The illusion of loyalty — to the fans, the home town, and the players — was constantly exposed. Veterans are cut for cheaper rookies. The health of the players is an afterthought, if that.
Doug’s back, after years of the repeated motion of throwing his foot over his head at lightning speed, finally said “uncle.” His emotional wellbeing also took a beating; the stress is hard to describe. The players’ jobs hinge on every play in every game. Every third down inside of the opponents 40-yard-line sent my gut into spasms. For Doug, missed field goals meant evisceration in the press and death threats from fans. In one five-year period, Doug was cut from five teams, moving our family from Minneapolis to Oakland, from Indianapolis to Tampa, from Oakland to New York and then finally to Chicago.
Chicago was the exact location where my mental wellbeing said “uncle.” As a lawyer with a commitment to social justice and an unattended-to love of Native American literature, political debate, and federal criminal sentencing reform, I could not bear to wear another bedazzled jersey with Doug’s number, to attend another wives’ gathering to discuss “our” playing time or lack-thereof, to survive another week of caring for our two small daughters as Doug retreated into a silent, withdrawn grind into the next game.

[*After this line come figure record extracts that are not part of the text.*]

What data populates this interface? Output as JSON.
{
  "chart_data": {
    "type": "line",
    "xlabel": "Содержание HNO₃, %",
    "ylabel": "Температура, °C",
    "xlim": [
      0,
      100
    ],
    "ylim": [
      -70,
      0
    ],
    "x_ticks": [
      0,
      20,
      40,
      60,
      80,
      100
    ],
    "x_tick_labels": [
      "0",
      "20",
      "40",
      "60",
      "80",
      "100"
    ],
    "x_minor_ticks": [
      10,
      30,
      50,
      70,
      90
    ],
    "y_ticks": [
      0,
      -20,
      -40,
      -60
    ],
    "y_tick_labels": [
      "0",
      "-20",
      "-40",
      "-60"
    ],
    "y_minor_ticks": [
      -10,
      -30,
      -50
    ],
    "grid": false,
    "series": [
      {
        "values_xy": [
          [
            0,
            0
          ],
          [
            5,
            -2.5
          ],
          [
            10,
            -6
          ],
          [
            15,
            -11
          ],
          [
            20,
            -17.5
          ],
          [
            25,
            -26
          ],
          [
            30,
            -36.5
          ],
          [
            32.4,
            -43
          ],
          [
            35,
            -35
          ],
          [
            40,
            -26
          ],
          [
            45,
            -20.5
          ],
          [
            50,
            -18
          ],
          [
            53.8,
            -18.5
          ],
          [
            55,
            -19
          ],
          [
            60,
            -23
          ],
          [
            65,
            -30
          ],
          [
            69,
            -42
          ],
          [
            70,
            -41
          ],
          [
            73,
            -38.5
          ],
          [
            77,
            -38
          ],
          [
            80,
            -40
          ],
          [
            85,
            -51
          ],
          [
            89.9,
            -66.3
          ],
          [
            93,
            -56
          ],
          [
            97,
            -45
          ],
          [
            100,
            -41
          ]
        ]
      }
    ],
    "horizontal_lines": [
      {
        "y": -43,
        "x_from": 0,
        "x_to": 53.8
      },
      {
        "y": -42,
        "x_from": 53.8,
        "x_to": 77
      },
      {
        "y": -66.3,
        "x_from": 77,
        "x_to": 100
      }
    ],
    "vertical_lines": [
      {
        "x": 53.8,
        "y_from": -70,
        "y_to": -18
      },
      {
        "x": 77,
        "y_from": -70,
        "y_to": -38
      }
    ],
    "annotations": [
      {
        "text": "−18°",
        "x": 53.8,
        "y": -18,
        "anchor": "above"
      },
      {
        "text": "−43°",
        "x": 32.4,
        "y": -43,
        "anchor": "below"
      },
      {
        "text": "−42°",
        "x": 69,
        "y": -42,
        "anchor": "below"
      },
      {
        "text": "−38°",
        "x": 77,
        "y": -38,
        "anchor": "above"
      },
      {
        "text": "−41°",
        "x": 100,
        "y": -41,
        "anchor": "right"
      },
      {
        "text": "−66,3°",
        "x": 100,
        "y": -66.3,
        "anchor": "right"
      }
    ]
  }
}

Yes, the NFL paid very well. Doug and I are grateful for the financial foundation that it gave our familty. But, the average player works for only 3.3 years and has close to zero non-football career training or experience. If a player has interests outside of football, this will be detrimental to his career. For instance, Doug pursued his MBA at Tulane University while playing for the Saints, which most of his coaches viewed as a distraction and evidence of his lack of commitment to football. Contrast this to the remarkable dedication teams show to players convicted of domestic violence and other violent crimes.
We are also extremely thankful that Doug escaped with a healthy brain. We now know the NFL hid evidence of the long-term damage of concussions and one of our closest NFL friends lives with extreme brain damage due to near constant sub-concussive head trauma. His wife wrote about the heartbreaking experience in the New York Times.
The exclusion of Colin Kaepernick was my final straw. In response to police violence, I co-founded a company to teach police, attorneys, judges and others complex skills to increase fairness, respect and safety.
In September, 2016, we led our first training on implicit bias to a Bay Area police department. At virtually the exact time, I watched Kaepernick famously refuse to stand for the National Anthem before a 49er pre-season game in protest of wide-spread police brutality against people of color. The NFL’s exclusion of him for a silent statement in support of young men of color, the same group that makes up over 70 percent of players, exposes the NFL’s utter disregard for the human lives that its success depend on.
I can think of nothing as patriotic as the expression of First Amendment rights for the purpose of making our country a more just and equitable place. Which brings me full circle to the irony of the Patriots winning, yet again, the NFL’s biggest game.
Another Superbowl I’m very glad I missed.